Posted: March 10, 2016 in Getting Involved, Volunteer
Tags:
 Men Standing Against Trafficking

“Human Trafficking is happening here in our own backyards.  As the men of Southern California, we’re not willing to let it continue.  Stand up for the voiceless.  Stand against the abusers. Stand together as protectors of the innocent. Stand. It’s that simple.”

They meet the 18th of each month at trafficking hotspots across LA and Orange County.

Together, they stand from 9 pm-10:18 pm.  One hour and 18 minutes of silent witness. Please arrive by 8:30p for a quick orientation and overview.

  • 8:00-8:30 Arrive, find parking, check in, sign banner & get event T-shirt (if desired)
  • 8:30 Quick orientation
  • 9:00-10:18 Stand at designated location
  • Walk back to cars and go home

50% of the proceeds will support local anti-trafficking efforts, 50% will support the regional fight.

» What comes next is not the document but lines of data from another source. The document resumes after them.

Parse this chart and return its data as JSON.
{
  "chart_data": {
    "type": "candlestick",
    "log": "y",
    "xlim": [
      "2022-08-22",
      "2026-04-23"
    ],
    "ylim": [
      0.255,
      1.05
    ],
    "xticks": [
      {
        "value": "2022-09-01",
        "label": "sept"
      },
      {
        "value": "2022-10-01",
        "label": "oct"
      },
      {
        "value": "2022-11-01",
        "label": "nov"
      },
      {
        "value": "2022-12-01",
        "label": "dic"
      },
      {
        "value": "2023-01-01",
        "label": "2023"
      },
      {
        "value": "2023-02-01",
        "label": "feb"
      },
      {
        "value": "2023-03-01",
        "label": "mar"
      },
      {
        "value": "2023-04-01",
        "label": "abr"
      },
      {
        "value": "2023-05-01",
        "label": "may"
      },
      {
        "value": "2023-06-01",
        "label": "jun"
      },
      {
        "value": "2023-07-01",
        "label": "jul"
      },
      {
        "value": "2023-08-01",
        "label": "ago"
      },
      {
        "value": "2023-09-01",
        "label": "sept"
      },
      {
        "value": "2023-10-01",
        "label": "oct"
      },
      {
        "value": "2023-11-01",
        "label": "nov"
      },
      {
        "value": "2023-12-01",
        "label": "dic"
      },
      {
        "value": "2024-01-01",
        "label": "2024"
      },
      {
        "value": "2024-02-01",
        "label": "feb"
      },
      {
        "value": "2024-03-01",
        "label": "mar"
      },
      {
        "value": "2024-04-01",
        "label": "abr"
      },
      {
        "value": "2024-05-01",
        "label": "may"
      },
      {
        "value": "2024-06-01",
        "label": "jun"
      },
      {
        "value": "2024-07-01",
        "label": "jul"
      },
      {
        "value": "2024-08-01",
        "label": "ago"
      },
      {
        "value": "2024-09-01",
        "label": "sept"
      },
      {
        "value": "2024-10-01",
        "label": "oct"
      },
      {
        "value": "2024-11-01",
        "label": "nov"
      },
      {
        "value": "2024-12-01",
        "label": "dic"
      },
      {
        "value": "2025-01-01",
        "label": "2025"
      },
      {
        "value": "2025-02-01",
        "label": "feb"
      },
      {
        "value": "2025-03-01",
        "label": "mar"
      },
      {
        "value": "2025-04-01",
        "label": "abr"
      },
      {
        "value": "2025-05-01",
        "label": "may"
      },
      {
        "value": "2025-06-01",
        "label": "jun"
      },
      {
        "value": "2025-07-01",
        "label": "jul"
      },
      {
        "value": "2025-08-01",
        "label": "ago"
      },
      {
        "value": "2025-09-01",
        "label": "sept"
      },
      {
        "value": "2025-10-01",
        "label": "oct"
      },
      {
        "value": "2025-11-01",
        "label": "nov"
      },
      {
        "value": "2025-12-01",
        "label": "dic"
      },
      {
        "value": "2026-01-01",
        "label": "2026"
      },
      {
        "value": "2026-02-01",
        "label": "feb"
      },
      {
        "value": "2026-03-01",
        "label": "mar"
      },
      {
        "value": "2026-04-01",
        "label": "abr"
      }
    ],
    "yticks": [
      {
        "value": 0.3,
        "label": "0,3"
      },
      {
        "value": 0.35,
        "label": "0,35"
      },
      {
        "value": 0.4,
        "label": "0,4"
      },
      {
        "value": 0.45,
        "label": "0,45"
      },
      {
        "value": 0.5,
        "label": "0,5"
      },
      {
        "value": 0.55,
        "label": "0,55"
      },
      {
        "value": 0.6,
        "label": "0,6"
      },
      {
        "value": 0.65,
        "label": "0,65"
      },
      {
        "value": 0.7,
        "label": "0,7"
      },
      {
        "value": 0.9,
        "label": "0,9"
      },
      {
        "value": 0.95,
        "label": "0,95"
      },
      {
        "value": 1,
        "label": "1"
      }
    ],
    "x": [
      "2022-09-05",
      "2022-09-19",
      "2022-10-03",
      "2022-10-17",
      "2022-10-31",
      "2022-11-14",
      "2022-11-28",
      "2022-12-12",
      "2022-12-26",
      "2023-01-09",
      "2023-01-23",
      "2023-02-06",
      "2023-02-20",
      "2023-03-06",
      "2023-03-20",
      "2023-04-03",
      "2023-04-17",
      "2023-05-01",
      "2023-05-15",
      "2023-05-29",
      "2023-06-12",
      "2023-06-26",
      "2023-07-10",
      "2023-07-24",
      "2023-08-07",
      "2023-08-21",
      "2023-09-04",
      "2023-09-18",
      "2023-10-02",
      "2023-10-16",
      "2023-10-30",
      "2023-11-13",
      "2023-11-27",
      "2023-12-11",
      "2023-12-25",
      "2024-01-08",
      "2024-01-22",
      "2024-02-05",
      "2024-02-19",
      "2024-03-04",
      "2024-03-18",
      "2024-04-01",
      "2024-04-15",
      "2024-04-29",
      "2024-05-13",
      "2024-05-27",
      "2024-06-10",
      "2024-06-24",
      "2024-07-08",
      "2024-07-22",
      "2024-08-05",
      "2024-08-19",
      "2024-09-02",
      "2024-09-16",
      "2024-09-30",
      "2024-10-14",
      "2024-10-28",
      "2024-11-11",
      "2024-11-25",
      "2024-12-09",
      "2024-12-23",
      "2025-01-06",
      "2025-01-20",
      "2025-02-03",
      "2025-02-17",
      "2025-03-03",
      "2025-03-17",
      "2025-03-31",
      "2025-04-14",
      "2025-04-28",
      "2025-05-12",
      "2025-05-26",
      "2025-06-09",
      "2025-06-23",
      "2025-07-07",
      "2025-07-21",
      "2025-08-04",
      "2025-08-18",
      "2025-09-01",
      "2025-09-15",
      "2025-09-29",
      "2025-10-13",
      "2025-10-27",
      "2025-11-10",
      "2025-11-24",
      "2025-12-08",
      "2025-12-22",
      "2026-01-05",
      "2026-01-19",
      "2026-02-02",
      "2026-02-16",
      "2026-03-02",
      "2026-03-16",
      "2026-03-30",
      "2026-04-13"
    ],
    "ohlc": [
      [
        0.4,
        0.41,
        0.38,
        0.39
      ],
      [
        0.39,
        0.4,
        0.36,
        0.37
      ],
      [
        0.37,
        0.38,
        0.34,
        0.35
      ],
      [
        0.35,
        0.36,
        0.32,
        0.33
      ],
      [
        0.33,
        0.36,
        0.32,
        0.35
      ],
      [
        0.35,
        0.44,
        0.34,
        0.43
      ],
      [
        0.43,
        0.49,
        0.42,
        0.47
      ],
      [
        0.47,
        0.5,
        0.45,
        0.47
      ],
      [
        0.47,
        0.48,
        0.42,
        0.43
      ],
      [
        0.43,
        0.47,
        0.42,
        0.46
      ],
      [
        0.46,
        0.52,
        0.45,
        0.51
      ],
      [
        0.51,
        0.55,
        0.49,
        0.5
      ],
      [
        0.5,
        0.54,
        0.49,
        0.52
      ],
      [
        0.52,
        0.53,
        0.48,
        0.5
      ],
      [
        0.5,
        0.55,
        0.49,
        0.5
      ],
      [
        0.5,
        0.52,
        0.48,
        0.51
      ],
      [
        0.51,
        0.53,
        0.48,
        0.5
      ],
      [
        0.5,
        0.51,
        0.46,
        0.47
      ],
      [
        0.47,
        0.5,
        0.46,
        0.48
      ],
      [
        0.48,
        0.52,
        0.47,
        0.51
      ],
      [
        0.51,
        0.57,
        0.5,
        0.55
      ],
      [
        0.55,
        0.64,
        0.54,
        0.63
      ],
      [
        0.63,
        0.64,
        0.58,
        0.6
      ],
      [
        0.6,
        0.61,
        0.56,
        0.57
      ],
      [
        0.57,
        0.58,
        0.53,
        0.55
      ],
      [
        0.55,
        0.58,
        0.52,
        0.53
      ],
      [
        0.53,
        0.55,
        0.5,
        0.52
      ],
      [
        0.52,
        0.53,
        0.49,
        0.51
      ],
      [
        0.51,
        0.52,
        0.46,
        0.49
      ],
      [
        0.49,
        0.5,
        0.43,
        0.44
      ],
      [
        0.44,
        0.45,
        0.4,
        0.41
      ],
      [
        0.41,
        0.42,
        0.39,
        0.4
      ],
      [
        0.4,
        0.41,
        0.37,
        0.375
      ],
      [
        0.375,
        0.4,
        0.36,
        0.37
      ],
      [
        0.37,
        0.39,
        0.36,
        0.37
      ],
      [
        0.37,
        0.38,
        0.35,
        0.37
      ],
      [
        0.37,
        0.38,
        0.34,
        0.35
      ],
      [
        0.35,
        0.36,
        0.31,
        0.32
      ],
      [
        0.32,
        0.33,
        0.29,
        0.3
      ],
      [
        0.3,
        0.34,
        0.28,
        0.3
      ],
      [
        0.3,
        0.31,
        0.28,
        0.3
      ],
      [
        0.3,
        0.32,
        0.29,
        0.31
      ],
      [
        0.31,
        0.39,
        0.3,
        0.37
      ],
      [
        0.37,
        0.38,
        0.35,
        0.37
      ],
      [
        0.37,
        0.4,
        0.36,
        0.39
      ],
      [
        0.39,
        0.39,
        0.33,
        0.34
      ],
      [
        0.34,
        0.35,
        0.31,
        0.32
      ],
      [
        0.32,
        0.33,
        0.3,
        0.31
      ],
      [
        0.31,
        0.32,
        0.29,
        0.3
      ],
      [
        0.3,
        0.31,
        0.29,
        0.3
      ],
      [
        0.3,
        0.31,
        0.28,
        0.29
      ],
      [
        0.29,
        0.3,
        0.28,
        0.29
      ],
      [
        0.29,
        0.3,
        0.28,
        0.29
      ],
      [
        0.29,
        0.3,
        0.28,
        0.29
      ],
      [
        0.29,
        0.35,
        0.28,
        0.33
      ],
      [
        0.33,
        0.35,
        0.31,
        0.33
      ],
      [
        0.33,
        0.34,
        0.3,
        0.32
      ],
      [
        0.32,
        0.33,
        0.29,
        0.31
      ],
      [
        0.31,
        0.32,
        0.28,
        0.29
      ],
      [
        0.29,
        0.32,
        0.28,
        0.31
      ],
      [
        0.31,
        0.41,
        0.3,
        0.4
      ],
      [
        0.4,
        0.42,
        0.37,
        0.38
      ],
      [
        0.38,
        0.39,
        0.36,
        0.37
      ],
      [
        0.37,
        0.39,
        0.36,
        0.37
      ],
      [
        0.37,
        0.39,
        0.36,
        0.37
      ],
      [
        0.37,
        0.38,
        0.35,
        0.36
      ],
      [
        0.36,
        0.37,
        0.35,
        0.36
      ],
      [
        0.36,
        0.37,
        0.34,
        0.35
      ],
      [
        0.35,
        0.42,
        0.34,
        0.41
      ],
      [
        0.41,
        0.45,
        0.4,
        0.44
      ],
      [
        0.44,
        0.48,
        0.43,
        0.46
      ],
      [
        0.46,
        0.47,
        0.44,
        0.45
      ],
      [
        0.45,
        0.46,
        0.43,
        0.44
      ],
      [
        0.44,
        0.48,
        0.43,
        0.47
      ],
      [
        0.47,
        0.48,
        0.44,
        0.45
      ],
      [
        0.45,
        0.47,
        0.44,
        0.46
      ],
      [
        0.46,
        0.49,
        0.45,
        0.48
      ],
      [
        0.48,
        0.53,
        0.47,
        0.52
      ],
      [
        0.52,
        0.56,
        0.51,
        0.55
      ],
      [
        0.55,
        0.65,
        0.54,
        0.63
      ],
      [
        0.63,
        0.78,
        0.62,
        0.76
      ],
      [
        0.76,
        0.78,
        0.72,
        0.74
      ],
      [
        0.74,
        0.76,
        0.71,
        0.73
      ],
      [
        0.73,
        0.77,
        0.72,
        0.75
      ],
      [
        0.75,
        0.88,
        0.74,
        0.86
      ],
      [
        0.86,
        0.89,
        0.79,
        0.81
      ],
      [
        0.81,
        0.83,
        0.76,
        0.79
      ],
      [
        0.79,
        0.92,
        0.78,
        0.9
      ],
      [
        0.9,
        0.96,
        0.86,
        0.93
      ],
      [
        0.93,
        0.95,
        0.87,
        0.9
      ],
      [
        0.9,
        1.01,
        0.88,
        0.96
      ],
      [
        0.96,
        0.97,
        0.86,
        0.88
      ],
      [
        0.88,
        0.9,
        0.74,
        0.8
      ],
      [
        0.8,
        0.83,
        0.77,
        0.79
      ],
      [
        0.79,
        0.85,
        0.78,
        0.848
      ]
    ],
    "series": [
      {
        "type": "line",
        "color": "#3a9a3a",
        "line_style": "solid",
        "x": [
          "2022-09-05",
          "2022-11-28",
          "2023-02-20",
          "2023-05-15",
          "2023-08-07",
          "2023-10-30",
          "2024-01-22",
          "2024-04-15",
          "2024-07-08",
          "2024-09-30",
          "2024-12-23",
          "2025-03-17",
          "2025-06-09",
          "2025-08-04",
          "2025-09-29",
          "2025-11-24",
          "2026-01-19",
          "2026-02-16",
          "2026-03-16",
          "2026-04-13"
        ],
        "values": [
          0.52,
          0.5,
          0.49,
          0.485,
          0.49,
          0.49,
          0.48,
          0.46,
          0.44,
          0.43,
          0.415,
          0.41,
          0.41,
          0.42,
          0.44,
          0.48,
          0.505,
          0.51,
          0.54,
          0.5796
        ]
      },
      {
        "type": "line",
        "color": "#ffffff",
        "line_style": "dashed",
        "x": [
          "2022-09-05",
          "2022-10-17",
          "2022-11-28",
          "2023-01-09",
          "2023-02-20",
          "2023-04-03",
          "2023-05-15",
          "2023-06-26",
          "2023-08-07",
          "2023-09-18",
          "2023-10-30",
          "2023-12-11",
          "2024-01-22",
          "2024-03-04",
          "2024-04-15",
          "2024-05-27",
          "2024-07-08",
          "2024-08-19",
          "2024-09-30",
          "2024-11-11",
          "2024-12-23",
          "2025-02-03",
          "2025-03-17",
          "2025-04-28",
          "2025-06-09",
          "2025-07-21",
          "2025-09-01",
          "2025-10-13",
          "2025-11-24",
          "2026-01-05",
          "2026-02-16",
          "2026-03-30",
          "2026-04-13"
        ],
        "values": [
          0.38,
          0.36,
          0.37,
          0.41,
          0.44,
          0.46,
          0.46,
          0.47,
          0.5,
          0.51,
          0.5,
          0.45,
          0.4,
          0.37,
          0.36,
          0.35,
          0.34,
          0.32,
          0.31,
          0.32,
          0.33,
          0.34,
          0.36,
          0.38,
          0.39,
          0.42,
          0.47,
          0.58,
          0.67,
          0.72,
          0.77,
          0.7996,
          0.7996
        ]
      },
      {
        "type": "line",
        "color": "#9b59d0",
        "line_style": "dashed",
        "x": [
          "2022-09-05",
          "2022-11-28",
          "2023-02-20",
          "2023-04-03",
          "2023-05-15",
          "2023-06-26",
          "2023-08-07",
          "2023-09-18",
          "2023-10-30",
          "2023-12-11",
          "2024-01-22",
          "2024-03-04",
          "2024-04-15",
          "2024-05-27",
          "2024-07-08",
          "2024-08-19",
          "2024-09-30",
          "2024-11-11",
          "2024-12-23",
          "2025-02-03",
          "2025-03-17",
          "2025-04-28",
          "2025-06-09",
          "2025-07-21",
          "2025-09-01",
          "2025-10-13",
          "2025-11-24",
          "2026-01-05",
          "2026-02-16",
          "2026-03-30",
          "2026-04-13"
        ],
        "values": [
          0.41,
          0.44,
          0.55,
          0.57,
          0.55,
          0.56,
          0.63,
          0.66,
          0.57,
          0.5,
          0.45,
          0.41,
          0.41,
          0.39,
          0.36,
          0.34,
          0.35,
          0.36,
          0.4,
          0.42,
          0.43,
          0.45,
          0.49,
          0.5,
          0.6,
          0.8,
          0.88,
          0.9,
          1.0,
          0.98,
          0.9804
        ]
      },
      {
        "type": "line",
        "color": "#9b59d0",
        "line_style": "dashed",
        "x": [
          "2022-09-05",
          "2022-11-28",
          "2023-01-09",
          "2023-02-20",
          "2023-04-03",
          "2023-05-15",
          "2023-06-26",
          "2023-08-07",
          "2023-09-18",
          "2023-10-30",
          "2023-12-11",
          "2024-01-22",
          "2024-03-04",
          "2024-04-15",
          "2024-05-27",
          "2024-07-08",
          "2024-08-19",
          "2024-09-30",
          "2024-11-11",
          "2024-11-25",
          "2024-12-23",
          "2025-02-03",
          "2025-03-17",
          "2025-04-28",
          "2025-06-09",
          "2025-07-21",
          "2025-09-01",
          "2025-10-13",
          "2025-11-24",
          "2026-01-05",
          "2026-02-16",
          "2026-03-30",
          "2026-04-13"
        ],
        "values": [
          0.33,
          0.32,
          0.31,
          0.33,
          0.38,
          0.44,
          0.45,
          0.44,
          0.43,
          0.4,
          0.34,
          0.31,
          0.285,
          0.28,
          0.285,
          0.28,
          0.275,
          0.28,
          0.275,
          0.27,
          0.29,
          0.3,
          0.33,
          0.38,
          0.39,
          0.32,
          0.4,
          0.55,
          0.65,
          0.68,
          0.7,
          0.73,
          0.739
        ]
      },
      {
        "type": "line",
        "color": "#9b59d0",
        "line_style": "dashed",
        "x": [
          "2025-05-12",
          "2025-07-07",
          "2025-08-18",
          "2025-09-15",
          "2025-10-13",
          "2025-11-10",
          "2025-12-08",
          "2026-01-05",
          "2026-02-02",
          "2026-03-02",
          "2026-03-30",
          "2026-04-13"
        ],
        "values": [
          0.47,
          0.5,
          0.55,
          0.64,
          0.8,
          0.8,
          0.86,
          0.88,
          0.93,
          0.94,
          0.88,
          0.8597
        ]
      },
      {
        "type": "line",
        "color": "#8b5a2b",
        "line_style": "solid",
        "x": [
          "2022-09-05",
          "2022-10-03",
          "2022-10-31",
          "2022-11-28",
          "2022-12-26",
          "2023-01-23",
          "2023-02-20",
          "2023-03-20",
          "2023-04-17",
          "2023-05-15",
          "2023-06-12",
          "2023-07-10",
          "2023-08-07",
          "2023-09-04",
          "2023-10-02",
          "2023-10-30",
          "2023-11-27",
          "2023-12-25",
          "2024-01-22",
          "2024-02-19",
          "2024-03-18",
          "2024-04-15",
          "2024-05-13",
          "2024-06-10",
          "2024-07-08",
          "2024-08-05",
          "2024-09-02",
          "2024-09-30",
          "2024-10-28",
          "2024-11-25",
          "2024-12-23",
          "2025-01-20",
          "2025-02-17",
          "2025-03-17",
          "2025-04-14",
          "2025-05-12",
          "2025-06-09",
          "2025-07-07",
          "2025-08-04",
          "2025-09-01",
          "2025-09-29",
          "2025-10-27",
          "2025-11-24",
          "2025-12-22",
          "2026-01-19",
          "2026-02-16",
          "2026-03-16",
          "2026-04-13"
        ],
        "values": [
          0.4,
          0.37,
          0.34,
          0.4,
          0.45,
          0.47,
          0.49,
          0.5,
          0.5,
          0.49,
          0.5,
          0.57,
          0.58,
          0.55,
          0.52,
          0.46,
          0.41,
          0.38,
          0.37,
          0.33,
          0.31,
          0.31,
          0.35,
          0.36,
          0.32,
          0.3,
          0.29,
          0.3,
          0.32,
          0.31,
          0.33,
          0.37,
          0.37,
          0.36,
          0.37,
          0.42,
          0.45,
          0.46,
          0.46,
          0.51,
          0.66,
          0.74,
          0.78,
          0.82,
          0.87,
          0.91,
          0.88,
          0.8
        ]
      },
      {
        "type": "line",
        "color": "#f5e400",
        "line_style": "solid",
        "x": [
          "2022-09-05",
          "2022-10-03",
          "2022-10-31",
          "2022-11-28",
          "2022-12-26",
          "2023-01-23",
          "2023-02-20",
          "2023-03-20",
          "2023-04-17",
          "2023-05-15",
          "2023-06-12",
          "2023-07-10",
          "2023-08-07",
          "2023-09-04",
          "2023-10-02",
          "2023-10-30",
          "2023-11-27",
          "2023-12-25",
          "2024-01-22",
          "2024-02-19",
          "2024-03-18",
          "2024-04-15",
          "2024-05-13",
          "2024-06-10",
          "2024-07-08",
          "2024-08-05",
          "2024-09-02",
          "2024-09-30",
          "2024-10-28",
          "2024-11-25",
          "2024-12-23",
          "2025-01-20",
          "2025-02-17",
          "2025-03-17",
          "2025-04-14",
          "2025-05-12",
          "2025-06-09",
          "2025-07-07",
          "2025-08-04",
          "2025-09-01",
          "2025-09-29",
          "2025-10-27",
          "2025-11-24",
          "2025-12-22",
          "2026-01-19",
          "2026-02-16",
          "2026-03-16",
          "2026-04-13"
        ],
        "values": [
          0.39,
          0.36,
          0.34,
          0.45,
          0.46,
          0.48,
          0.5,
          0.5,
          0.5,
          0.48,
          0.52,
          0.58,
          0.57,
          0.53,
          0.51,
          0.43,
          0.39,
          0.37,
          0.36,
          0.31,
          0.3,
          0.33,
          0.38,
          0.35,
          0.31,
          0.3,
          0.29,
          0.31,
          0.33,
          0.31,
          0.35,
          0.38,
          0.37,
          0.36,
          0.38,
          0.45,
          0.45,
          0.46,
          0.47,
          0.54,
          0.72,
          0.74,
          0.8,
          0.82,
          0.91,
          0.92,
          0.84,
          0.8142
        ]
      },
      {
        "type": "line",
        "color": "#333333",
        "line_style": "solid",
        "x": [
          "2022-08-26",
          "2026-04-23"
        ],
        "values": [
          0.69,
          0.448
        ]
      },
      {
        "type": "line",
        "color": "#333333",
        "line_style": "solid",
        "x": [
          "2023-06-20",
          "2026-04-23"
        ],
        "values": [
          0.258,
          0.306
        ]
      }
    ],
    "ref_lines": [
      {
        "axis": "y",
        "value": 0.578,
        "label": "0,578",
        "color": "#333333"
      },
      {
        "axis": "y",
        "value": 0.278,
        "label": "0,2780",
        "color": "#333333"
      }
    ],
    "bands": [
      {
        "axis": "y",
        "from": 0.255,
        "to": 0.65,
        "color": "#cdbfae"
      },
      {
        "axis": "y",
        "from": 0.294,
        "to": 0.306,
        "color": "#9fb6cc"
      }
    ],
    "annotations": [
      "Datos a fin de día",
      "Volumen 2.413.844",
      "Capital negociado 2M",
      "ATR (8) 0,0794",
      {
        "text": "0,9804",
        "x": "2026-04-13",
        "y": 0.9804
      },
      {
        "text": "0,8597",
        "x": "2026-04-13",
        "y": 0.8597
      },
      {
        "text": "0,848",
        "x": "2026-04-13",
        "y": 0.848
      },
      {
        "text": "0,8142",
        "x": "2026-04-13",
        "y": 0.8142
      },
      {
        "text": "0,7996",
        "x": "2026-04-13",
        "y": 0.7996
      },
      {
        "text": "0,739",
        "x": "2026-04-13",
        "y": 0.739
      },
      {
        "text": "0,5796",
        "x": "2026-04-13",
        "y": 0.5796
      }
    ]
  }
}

Wear a white shirt and jeans to demonstrate your solidarity. While they prefer advanced RSVP’s for planning purposes you are welcome to just show up on the night of as well if you are able! Event t-shirts will be available for purchase at the event.

#timetocare

*event is open only to men 18 and over

register at http://www.care18.org/msat

A21 Walk For Freedom

The #WalkForFreedom is a collective effort to heighten awareness of modern-day slavery and raise funds to take us one step closer to ending human trafficking in our lifetime. The Walk For Freedom made its way around the world on October 17, shedding light on the 27 million men, women and children who are still in bondage. When we join forces in one single day, we not only catch the attention of our cities, but we combine our efforts to have a global impact.

The 3rd annual event will take place on October 15, 2016. Mark you calendar.